Ford was in dire straits in 2006. The company was preparing to announce its biggest loss in the history of the 103-year old company—a deep hole of $12.7 billion—and was on the brink of bankruptcy. That was when Alan Mulally stepped in as CEO. The former executive VP of Boeing and CEO of Boeing Commercial Airplanes instituted a fundamental revamp of Ford’s culture.
In 2006, The Washington Post described Ford’s management culture as “very much the top down, militaristic institution created in the 1950s…” What this meant practically was a “play-it-safe” approach, such as having pre-meetings before actual executive meetings to minimize surprises. Investors and analysts were not impressed. Standard and Poor’s as well as Moody’s both downgraded Ford’s debt, and analysts were skeptical about the management team’s ability to turn the automaker’s performance around.
When Alan Mullaly was introduced as chief executive officer in the fall of 2006, he sought to ignite the company’s engines once again. Central to his vision, the CEO wanted to reinforce “the idea that everyone is included. Everyone is part of the team and everyone’s contribution is respected, so everyone should participate.”
At the heart of Ford’s new culture, then, was a move away from the top-down organizational structure, and a move towards a more collaborative culture. How did this manifest within Ford? Mulally explains, “say, for example, an employee decides to stop production on a vehicle for some reason. In the past at Ford, someone would have jumped all over them: ‘What are you doing? How did this happen?’ It is actually much more productive to say, ‘What can we do to help you out?’”

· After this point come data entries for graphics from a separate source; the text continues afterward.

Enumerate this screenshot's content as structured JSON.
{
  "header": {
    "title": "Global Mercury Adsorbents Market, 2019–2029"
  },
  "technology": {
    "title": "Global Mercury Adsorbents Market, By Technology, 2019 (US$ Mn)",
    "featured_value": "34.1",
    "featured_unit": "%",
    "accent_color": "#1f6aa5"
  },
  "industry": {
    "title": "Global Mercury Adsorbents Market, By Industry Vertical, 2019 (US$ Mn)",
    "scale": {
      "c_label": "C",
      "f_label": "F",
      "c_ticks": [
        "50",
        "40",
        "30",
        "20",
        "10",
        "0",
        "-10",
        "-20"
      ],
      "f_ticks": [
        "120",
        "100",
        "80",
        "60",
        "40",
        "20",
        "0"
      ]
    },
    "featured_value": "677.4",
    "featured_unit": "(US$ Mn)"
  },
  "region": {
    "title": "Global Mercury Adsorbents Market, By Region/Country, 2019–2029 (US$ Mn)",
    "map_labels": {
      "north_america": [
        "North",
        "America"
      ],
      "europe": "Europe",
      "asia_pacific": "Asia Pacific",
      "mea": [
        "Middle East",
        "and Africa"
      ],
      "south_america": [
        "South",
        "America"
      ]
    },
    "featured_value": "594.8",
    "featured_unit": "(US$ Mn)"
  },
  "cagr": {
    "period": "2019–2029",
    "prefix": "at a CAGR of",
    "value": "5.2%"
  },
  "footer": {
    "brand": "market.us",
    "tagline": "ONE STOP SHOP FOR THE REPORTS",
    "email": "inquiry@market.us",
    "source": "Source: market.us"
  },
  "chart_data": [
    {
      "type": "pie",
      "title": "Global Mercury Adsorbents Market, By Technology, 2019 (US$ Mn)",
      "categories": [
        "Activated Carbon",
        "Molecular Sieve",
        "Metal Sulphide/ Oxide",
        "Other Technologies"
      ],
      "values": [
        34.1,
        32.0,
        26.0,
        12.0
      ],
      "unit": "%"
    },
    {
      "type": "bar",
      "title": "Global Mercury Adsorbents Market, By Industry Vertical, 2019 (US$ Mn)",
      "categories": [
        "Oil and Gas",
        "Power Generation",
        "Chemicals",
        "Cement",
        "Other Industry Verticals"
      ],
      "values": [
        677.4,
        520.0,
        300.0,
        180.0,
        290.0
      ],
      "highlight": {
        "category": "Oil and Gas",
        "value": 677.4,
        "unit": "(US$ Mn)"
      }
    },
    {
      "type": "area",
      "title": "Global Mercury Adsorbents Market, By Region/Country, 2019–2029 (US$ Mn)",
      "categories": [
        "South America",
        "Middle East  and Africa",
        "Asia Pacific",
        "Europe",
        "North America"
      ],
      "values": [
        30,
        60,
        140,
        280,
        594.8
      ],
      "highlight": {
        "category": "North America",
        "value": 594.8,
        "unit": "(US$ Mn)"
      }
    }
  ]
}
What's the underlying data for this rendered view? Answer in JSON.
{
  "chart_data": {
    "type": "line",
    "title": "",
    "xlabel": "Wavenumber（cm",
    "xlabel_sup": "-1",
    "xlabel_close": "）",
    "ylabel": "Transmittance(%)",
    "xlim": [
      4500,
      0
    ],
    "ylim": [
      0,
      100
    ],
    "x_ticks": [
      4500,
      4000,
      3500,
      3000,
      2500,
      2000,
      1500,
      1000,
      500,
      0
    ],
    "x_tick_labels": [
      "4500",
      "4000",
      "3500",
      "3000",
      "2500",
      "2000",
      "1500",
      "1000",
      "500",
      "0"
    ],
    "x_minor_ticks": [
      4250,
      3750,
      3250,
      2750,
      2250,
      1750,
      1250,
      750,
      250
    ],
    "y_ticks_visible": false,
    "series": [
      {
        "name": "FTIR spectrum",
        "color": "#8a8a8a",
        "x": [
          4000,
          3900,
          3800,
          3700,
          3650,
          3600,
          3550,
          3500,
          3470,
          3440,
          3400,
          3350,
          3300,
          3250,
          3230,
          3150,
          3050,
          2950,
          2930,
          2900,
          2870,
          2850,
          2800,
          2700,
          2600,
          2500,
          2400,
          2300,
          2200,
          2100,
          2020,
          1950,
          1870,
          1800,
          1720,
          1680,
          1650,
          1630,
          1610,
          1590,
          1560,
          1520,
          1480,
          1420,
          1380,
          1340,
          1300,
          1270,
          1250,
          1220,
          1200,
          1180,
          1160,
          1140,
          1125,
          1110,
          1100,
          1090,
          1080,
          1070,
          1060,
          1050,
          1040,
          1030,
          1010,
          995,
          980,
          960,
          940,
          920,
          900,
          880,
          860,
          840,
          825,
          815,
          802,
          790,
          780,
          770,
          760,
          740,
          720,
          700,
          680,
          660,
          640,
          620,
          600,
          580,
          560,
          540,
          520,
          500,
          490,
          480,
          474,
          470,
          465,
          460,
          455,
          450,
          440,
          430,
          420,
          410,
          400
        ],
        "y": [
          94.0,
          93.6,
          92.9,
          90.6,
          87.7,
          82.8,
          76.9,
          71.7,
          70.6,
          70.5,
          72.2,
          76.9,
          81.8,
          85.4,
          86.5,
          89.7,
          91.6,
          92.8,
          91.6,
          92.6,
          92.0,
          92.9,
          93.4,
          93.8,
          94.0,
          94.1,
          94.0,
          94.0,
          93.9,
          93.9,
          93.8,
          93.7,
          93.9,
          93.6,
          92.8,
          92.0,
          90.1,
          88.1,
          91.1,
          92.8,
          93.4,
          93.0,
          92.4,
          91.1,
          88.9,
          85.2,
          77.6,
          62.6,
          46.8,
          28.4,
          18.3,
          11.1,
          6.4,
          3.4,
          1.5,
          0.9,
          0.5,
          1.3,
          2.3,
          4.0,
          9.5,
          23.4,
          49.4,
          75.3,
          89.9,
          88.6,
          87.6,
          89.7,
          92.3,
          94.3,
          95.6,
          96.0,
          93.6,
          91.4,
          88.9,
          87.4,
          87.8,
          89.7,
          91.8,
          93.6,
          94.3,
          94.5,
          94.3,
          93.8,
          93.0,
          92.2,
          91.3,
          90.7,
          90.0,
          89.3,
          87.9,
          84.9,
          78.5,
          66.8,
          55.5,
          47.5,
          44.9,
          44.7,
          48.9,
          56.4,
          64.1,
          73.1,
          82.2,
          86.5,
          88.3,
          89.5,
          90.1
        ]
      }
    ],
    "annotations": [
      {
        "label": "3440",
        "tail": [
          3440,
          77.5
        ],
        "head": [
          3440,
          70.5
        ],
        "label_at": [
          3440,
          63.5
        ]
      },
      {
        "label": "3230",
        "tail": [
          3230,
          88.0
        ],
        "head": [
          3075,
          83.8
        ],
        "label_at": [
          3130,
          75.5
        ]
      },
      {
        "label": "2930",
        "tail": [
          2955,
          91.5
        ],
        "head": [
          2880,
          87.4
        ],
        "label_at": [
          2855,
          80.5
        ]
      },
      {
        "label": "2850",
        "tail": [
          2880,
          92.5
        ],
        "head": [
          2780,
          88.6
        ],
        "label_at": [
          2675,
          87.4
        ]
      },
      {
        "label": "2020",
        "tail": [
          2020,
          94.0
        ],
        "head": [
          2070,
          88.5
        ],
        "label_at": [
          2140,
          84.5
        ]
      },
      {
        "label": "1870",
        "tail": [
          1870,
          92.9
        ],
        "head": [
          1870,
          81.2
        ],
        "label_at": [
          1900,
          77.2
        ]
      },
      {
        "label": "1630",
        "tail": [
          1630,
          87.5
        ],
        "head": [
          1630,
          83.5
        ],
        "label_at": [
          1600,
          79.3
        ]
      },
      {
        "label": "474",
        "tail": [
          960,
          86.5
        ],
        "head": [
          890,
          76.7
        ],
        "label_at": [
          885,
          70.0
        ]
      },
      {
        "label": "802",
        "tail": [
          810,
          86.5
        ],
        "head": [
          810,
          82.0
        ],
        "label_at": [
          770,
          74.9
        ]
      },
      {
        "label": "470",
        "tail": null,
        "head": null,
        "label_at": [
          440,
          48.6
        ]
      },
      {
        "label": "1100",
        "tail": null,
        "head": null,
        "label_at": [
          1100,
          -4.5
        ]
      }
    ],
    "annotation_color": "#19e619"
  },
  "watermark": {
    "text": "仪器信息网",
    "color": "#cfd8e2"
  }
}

Why was this shift in tone so important? Mullaly says, “If you have consistency of purpose across your entire organization and you have nurtured an environment in which people want to help each other succeed, the problem will be fixed quickly. So it is important to create a safe environment for people to have an honest dialogue, especially when things go wrong.”
The new culture helped free employees from the harsh reprimands that marked Ford’s culture in the past, and instilled a supportive and safe environment where rather than employees placing blame, colleagues were encouraged to help one another, creating a context where they had the freedom to be honest, to learn from their mistakes, and to grow. It’s in this way that Ford’s new culture gave employees the freedom to truly collaborate, respecting everyone’s participation and contribution as they banded together around a sense of shared purpose.
At the core of Ford’s new culture is the “One Ford” plan that takes to heart the ideas of ”One Team,” “One Plan,” and “One Goal.” Mulally says “those are more than just words. We really expect our colleagues to model certain behaviors. People here really are committed to the enterprise and to each other. They are working for more than themselves. There are so many people around the world involved in our daily operations that it has to be about more than a single person—it truly has to be about the business.”
Another important aspect of Ford’s revamped culture, then, is the freedom of employees to pursue a goal larger than themselves, banding together, committing to one another, rising as a team in their work to move the enterprise forward—in short, the culture now inspires the freedom to pursue significance.
So what are the results at Ford? The company has posted an annual profit since 2009, and its stock price has rebounded dramatically. In fact, it has outperformed main rivals Toyota and GM in the last 5 years—Ford has thrived whereas its peers have struggled. Indeed it seems the company’s embedding of freedom through its “One Ford” initiative has helped the company become “Ford Tough” once again.
The freedoms emphasized in Ford’s revamped culture are the kinds of freedom that have been found in the Freedom Report to give companies a competitive advantage over their peers, such as the freedom from retaliation, the freedom to make mistakes, and the freedom to collaborate. Ford’s new-found freedoms and their resulting financial benefits are consonant with the Freedom Report, which indicates that organizations that get their freedoms right can gain a tenfold advantage in financial performance, innovation, and sustainability.